If the European continent is a hotbed for club music then France must be its Mecca, or at least you'll have that impression after hearing Daft Punk's latest release Alive 2007. The record was taped live from Daft Punk's show at Palais Omnisports de Paris-Bercy on June 14, 2007. Their compositions are substantial complexes made from several electronica-spooled intervals pieced together and segued into segments that develop the movements like the scenes of a movie. For instance, overtures like "Superheroes" commence a chain reaction which rolls into the following movements "Human After All" and "Rock 'N' Roll." Although none of the music sounds like it can be interpreted as rock 'n' roll, the songs have a techno-ambient flare and acid-pop vibe that can be deemed as nu-disco. Guy-Manuel De Homem-Christo and Thomas Bangalter who make up Daft Punk are digital wizards on their grand synthesizers and motherboards, similarly to the Legion Of Doom. Produced by Paul Hahn, Alive 2007 was made for people to be mesmerized by the laps of sonic feats that Christo and Bangalter can muster, as they make it into a show swarming in layers of sound movements.

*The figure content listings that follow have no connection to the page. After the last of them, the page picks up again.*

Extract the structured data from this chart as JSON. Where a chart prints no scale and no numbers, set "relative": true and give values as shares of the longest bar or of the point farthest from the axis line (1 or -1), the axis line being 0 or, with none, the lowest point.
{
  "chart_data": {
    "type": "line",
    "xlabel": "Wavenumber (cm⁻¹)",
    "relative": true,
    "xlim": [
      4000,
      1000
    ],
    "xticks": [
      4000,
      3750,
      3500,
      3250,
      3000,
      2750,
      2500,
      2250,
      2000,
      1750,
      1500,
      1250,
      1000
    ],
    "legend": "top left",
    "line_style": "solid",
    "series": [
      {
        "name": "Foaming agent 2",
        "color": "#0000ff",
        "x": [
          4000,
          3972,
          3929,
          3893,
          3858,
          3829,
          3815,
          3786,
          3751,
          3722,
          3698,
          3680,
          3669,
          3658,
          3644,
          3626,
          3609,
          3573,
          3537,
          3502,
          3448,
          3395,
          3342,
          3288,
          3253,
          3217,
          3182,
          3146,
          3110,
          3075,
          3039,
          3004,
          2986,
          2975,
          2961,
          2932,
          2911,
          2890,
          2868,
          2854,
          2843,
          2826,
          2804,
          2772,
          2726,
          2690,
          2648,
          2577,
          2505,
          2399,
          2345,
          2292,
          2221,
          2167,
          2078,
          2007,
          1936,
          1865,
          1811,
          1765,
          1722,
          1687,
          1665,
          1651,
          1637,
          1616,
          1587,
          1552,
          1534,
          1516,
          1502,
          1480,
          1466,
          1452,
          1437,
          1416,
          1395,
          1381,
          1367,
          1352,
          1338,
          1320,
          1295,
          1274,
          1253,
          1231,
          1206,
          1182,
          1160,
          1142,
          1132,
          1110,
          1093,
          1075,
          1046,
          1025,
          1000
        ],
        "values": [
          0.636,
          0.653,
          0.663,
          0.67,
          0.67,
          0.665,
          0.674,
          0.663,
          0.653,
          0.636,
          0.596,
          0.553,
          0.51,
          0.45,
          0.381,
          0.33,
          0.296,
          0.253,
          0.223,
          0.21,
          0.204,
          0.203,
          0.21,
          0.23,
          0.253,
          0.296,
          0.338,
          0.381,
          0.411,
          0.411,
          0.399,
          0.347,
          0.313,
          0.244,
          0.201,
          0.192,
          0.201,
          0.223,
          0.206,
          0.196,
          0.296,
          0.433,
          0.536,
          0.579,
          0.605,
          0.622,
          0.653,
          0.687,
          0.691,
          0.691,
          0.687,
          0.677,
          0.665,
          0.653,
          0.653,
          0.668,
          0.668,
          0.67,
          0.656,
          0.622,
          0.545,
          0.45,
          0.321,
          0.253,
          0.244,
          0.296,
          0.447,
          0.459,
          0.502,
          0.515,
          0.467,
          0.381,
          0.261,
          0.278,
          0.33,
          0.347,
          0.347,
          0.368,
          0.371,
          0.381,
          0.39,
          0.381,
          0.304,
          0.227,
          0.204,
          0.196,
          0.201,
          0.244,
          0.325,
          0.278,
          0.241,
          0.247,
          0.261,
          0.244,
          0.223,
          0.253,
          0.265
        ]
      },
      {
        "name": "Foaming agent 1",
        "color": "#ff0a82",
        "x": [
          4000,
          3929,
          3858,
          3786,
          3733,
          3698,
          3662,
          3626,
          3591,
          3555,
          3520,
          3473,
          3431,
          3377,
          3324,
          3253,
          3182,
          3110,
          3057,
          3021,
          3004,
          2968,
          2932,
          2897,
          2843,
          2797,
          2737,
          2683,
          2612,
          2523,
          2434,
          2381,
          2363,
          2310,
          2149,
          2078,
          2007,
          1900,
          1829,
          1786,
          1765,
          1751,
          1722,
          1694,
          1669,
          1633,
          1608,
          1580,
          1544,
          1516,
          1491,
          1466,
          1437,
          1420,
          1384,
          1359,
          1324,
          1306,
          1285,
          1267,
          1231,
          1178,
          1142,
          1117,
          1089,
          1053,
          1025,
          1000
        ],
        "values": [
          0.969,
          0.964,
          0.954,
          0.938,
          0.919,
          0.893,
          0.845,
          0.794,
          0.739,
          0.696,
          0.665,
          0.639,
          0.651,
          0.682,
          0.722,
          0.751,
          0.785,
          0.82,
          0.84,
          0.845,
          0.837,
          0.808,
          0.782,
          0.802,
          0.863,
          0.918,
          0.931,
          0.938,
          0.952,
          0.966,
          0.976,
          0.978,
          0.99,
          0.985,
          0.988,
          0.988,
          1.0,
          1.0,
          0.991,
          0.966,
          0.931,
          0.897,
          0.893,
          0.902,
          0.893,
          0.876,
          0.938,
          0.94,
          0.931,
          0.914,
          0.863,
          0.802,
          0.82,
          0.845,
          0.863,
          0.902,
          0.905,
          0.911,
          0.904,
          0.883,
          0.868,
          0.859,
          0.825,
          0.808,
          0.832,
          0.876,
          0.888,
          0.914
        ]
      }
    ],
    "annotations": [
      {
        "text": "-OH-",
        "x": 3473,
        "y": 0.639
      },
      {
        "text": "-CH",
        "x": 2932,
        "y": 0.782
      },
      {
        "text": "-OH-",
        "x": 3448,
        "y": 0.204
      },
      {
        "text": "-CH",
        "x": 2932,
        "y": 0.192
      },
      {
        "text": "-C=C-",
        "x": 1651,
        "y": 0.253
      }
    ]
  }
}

The opening track "Robot Rock" which segues into the movement "Oh Yeah" takes a robotic drilling and morphs into different sonic explorations and various electronica phrasings so segments of notes are spliced, pleated, spun around, stretched, bent, and shaped into wild contortions. Daft Punk carries on in this liberating manner where their creativity is only limited by their minds. They are like people who have to say what they are thinking only the pair of Daft Punk translates their thoughts into music. They show a level of freestyle as well as an inclination to repeat segments like a drone similarly to a club's DJ. They fuse many musical elements into their electronica like urban, R&B-pop, and tribal influences which come together on the track "Face To Face/Short Circuit." Digital notes shoot out and zip up along the track "Burnin'/Too Long" as the house beats are accentuated by thematic dance-club hooks. Commercial hits for Daft Punk like "Harder Better Faster Stronger" and "One More Time/Aerodynamic" sung by Romanthony are focused on the vocal melodies while keeping the synth spurts and electronic effects spinning around in a sieve. The technique shows a skillfulness akin to producer Swizz Beatz (Madonna, Buster Rhymes, Beyonce).

Alive 2007 is filled with electronica phrases that keep the action busy. There aren't many moments when the music pauses or takes a rest. Like products being rolled out on a conveyer belt, the pair brings out one processed segment after another, changing the dynamics here and there. Daft Punk's music is attractive to specific audiences namely club goers, but there is also a world music sense that enables these songs to appeal to a larger crowd. As digitally processed as the music is, it comes alive when experienced in a live setting.